LOUISVILLE, Ky. (AP) — A former Louisville police officer fired for his role in the shooting death of Breonna Taylor collided with a suspect’s truck and pointed his gun at the man during an arrest in a rural Kentucky town where he now works as a sheriff’s deputy.

Carroll County Deputy Myles Cosgrove rammed the suspect’s truck before pointing a gun at the man on Monday, witnesses told a Louisville newspaper. Those accounts contradicted the local sheriff, who said the collision was accidental and his actions were justified because he was approached by at least five angry people after the crash.

Cosgrove was one of two officers whose bullets struck Taylor, a Black emergency medical technician, during a botched 2020 raid.
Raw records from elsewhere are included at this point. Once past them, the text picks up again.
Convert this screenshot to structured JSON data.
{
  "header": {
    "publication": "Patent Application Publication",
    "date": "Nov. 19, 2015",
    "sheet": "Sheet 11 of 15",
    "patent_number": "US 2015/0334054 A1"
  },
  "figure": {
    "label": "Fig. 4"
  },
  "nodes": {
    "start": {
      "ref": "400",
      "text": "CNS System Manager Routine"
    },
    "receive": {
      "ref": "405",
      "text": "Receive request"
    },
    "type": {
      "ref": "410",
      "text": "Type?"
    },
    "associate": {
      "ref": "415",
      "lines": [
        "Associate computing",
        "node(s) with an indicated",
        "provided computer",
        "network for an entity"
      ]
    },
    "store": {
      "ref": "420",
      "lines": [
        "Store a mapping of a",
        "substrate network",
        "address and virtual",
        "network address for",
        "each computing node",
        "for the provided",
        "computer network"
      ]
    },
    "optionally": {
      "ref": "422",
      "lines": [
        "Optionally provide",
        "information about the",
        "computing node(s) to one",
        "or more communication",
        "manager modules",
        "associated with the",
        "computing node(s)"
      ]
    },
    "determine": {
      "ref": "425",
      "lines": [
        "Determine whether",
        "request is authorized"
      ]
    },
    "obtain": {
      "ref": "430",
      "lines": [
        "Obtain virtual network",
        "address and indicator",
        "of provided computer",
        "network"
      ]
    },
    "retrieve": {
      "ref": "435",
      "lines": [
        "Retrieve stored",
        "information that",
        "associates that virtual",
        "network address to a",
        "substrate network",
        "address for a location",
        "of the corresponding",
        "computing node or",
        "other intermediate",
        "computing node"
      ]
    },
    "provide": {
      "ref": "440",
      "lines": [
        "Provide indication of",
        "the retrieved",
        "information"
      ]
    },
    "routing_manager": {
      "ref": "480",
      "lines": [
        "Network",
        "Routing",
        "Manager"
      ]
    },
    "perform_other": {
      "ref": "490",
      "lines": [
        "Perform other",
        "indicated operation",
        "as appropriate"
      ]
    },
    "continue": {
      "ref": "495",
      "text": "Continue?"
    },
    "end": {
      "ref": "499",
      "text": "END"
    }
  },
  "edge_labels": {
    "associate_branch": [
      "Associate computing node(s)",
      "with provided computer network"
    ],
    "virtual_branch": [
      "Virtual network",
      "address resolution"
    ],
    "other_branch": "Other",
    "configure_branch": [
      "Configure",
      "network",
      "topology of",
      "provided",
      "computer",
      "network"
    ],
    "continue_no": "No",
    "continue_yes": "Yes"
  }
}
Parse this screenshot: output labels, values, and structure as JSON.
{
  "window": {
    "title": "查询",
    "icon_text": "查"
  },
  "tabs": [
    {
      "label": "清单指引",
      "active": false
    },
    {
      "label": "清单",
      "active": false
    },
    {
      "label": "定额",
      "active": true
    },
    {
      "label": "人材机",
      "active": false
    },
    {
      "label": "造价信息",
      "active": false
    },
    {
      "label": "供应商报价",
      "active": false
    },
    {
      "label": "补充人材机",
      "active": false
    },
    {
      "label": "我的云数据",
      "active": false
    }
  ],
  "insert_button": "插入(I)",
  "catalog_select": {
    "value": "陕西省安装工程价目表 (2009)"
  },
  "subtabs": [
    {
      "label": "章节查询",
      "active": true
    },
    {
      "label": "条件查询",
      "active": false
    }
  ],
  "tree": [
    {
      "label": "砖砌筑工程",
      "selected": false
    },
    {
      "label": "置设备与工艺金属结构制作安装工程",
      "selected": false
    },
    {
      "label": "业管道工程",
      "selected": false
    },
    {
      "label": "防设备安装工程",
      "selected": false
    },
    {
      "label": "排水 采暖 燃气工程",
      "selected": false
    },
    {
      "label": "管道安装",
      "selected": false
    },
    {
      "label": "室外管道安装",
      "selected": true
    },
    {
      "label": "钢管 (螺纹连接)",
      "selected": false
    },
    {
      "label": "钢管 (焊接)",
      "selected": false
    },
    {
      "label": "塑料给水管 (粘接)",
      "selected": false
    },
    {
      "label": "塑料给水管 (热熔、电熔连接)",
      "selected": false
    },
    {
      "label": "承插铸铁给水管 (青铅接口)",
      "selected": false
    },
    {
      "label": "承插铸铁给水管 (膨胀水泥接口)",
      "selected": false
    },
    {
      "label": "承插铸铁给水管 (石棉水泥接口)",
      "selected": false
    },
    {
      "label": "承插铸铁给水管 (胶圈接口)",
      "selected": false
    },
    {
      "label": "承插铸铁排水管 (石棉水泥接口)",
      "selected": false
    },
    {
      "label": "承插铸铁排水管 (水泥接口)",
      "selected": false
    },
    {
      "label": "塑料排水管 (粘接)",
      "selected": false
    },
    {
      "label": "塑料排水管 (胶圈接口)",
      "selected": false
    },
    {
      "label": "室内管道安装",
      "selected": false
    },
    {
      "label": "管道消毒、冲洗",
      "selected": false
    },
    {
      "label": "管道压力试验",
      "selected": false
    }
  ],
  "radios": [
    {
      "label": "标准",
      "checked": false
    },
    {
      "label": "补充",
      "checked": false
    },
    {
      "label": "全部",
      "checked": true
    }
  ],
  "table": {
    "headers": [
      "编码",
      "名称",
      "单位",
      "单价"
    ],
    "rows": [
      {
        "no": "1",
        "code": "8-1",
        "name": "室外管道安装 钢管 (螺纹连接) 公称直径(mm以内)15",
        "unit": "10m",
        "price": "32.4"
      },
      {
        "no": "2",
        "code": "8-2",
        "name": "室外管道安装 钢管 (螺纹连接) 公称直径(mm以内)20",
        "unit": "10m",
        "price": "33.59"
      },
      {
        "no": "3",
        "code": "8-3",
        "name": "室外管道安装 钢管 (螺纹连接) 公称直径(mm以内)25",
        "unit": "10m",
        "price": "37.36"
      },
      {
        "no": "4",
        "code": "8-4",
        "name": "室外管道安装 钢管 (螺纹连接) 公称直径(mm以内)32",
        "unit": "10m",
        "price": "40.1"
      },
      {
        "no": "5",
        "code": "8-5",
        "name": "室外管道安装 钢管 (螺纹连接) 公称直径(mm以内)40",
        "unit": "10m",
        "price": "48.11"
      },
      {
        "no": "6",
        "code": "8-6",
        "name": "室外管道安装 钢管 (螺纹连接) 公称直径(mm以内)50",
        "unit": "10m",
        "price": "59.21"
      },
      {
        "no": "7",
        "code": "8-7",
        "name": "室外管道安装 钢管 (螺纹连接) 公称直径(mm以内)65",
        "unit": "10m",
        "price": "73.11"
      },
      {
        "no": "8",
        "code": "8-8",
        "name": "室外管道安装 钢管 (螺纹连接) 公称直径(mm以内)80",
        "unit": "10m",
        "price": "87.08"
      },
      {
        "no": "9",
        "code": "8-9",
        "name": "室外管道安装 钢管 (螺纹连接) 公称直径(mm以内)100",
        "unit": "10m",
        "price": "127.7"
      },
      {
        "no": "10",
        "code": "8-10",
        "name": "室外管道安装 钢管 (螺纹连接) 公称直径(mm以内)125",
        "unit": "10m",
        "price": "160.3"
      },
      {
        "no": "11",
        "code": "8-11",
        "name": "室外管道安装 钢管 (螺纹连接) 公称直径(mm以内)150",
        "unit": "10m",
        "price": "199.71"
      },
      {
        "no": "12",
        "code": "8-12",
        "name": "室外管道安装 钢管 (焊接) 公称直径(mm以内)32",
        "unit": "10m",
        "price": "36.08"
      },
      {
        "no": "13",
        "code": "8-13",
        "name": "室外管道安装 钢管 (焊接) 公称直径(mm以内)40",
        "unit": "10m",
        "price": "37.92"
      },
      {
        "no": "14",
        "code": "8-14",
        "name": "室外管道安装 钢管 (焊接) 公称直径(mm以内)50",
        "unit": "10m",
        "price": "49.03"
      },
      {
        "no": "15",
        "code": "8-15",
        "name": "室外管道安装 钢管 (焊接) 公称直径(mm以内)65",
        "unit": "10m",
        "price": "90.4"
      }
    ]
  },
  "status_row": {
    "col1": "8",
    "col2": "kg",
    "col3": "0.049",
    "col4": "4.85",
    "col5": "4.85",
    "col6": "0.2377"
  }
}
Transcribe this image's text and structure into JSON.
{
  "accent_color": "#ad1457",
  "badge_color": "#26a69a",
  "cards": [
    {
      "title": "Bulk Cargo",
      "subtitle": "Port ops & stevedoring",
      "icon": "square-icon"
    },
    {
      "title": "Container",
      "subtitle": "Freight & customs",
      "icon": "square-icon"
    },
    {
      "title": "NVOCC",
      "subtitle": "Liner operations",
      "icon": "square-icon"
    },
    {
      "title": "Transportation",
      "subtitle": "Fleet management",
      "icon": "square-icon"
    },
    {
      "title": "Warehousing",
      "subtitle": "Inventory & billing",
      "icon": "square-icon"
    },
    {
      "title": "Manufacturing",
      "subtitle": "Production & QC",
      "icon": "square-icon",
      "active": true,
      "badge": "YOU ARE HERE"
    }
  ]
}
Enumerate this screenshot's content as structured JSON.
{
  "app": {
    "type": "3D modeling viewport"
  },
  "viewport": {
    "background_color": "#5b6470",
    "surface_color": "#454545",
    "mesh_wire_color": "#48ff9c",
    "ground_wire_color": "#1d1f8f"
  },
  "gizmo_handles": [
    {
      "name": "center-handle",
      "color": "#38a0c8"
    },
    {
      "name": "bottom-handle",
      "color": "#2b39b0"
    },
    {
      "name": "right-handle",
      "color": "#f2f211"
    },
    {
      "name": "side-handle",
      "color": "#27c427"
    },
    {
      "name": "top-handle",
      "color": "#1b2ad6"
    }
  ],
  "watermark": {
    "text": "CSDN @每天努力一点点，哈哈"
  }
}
An FBI analysis determined Cosgrove likely fired the fatal shot, and he lost his job as a Louisville officer for violating the use of force policies in her death.

Cosgrove was responding Monday to a report of a flatbed trailer stolen from another county and brought to a mobile home subdivision, Carroll County Sheriff Ryan Gosser said Thursday. Gosser said the owner of the trailer had spotted it attached to the suspect’s truck, followed the truck to the subdivision, and reported it to police.

Gosser said Cosgrove responded, and his sheriff’s cruiser “accidentally” collided with the suspect’s truck as the suspect was attempting to flee the subdivision, an account that some witnesses at the scene disputed.

“That was completely an accident,” Gosser said in an interview Thursday. He said Cosgrove’s actions after the collision, including drawing and pointing his gun at people, were appropriate.

Cosgrove was fired by Louisville police in 2021 for violating use of force policies and started working as a sheriff’s deputy earlier this year. His hire was controversial due to his role in Taylor’s killing and attracted a small protest in front of the county courthouse in April.

After the collision with the suspect Monday, Cosgrove drew his gun and pointed it toward the suspect, who is white, and others who were moving toward him “in an aggressive manner,” according to Gosser and a state police report. Another responding officer said he arrived to a “crowd of individuals screaming and causing a disturbance.” The allegedly stolen trailer was later found by police nearby. Gosser said it had been ditched by the suspect before the encounter with Cosgrove.

A witness to the crash Monday said he believes Cosgrove initiated the collision.

“He hit him pretty hard,” Jackie McCormack observed. “He just straight rammed him.”

Gosser said the suspect had accelerated to leave the subdivision. Cosgrove’s cruiser also struck a parked car after hitting the truck.

Three people were ultimately arrested Monday, including the truck’s driver, who was charged with endangerment of a police officer, criminal mischief, and fleeing police. Two other women were charged with disorderly conduct.

During the Taylor raid, Cosgrove and another officer, Jonathan Mattingly, fired shots into Taylor’s hallway after her boyfriend fired a single shot that hit Mattingly in the leg. Taylor’s boyfriend said he thought an intruder was breaking in when the police knocked down the door with a battering ram. The raid helped set off nationwide police brutality protests that summer.

Cosgrove was fired by Louisville police for violating use of force policies for shooting 16 times during the Taylor raid without identifying a target. He and Mattingly were not indicted on any charges by a state grand jury in 2020, and a two-year investigation by the FBI also cleared Cosgrove and Mattingly of any criminal wrongdoing.


At the time of Cosgrove’s hiring in April, Gosser cited the fact that he was not charged criminally in the Taylor case, along with his character.

“He is polite and courteous with the public and gets along with his peers; and he is a problem solver who exhibits professionalism and excellent judgment,” Gosser said in a statement to media outlets.